One day, my dad was ringing me multiple times. I initially felt annoyed. Why is he calling me? He knows I’m working. He kept calling. This should’ve been a sign that maybe he’s calling me because it’s something important… but my concern about my reputation took over and I kept ignoring his calls.
When I got home, I listened to the voice message from my dad. There was a quiver in his voice, and I felt his pain through the phone straight to my gut. “Grandpa’s died…” his voice trailed off. He was too distraught to keep talking and that was the end of the voicemail. I rang him straight away. I was totally devastated. I felt like such a dick.
Grandpa knew he was dying. He suddenly couldn’t breathe and had been rushed to the hospital, and straight to ICU. I don’t know the details because he was in Japan, but he apparently had an undiagnosed lung condition called idiopathic pulmonary fibrosis. We knew he had a few breathing problems, but his sudden deterioration was unexpected. What a horrible way to die… how scary to feel like you can’t get a breath in. I’m so sorry, Grandpa.
I was always close to my Grandpa. The zodiac is a big thing in Japan, and we were both born in the Year of the Rabbit, so we always had a special bond from when I was a little girl. We “rabbits” got along like best friends. My whole body was consumed with guilt as I reflected on my joyous and pure relationship with him. Why didn’t I just pick up the phone when my dad was obviously trying so hard to get through to me? Why did I have to be such a stubborn bitch? Who cares if I left the ward round for just a few minutes to pick up the phone? I just missed out on hearing Grandpa’s last few words when he told my dad he wanted to talk to me.
I slumped into my bed. It was 2011 and I was listening to Adele’s album “19” on repeat. In the background was Chasing Pavements and in my head I was chasing after all these questions and punishing myself for them. I needed this time to be alone, but unfortunately at the time I had a housemate who had no concept of personal space. She knocked on my door but I ignored it. She came in anyway and sat on my bed. FFS. She asked why I was sobbing, so I reluctantly told her between gasps of air.

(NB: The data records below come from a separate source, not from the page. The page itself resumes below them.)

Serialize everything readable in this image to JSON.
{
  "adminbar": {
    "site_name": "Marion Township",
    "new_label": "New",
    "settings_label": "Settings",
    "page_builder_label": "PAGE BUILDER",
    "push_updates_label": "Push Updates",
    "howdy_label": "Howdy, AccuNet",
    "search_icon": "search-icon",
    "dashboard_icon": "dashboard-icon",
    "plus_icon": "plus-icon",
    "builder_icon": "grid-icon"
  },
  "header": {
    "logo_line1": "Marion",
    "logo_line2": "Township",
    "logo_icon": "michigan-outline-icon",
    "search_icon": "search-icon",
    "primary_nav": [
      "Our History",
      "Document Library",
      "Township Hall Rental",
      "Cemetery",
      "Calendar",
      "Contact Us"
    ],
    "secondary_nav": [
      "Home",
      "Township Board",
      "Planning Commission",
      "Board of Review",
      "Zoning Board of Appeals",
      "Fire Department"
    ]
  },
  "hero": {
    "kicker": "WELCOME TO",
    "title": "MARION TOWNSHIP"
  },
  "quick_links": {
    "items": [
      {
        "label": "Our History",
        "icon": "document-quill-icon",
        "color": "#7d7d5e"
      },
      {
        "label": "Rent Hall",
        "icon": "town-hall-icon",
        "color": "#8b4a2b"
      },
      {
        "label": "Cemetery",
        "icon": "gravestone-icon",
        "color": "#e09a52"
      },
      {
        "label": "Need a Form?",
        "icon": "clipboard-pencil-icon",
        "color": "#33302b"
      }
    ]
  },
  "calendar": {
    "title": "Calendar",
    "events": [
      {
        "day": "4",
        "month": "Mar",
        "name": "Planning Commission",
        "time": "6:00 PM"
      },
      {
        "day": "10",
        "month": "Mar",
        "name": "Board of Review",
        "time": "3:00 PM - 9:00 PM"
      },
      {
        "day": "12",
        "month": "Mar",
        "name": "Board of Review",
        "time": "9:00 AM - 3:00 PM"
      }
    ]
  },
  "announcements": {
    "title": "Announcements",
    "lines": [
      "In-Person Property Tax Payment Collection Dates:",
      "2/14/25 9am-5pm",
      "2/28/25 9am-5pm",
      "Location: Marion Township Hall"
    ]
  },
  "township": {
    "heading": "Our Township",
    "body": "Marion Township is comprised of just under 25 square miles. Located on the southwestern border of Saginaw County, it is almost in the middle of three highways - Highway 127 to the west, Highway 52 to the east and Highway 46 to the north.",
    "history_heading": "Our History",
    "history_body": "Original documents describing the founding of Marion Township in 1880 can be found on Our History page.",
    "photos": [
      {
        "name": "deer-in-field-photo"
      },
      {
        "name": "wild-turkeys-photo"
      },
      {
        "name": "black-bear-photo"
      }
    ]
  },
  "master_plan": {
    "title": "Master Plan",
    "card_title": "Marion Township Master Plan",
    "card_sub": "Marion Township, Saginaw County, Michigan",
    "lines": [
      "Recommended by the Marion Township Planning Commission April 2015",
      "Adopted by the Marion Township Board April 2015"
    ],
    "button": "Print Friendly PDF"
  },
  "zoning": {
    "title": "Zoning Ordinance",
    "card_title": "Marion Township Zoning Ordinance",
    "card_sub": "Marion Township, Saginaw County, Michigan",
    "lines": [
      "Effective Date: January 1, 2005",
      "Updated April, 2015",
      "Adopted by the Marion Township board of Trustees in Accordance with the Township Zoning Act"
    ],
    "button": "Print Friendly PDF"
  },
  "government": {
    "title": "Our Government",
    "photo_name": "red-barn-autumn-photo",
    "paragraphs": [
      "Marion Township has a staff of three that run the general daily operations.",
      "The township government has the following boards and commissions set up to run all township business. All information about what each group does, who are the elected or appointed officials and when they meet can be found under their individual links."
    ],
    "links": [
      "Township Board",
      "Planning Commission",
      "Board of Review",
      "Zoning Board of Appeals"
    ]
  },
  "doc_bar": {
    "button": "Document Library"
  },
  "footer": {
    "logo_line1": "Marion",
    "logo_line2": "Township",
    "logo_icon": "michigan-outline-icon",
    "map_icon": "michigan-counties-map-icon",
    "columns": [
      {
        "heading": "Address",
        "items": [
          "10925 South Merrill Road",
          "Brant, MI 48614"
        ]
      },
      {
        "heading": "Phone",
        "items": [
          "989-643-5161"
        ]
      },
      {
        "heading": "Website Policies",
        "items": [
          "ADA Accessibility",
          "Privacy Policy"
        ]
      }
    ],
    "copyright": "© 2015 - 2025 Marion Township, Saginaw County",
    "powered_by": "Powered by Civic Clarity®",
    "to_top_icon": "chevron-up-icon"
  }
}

I knew that Grandpa loved me, and he knew that I loved him… but in his final minutes of his life I wish I had been there to comfort him over the phone and remind him of my love. And my dad. I’m so sorry, Dad… I’m sorry that I didn’t pick up the phone when you were trying so hard to reach me.
That was the last time I ever ignored a phone call from a family member. I lived with this guilt for a very long time. I still tear up when I think about it now. Grief, bereavement, and guilt are themes I have been talking a lot about with various people over the last few months, and it made me think of all the times I felt guilty during the eight years that I’ve been a doctor.
This lesson taught me that first I am a human, then I am a doctor. That day I was not a human, or at least not a good one. Since that day, I’ve always made sure that I make myself available to my family as best I can, and when I became a registrar I always made sure to ask my students, interns, and residents not only how they are, but how their families are going. If there were ever any issues in the family, I made sure to give them some time out to make the calls they needed to make, and take the time off that they needed.
Being a doctor is a wonderful thing. There is so much opportunity to give your heart to people who are sick and vulnerable… but I have to remind myself that those I love can become sick and vulnerable too, and I myself can become sick and vulnerable.
Guilt. It’s a strong feeling that doesn’t leave your body for a very long time. I forgive myself for what happened in 2011, but I won’t forget it. You won’t regret missing the plan for Mr X on ward 4 East bed 12, but you’ll regret missing an important phone call from a family member who really needed you. Put your family first. Be a human first.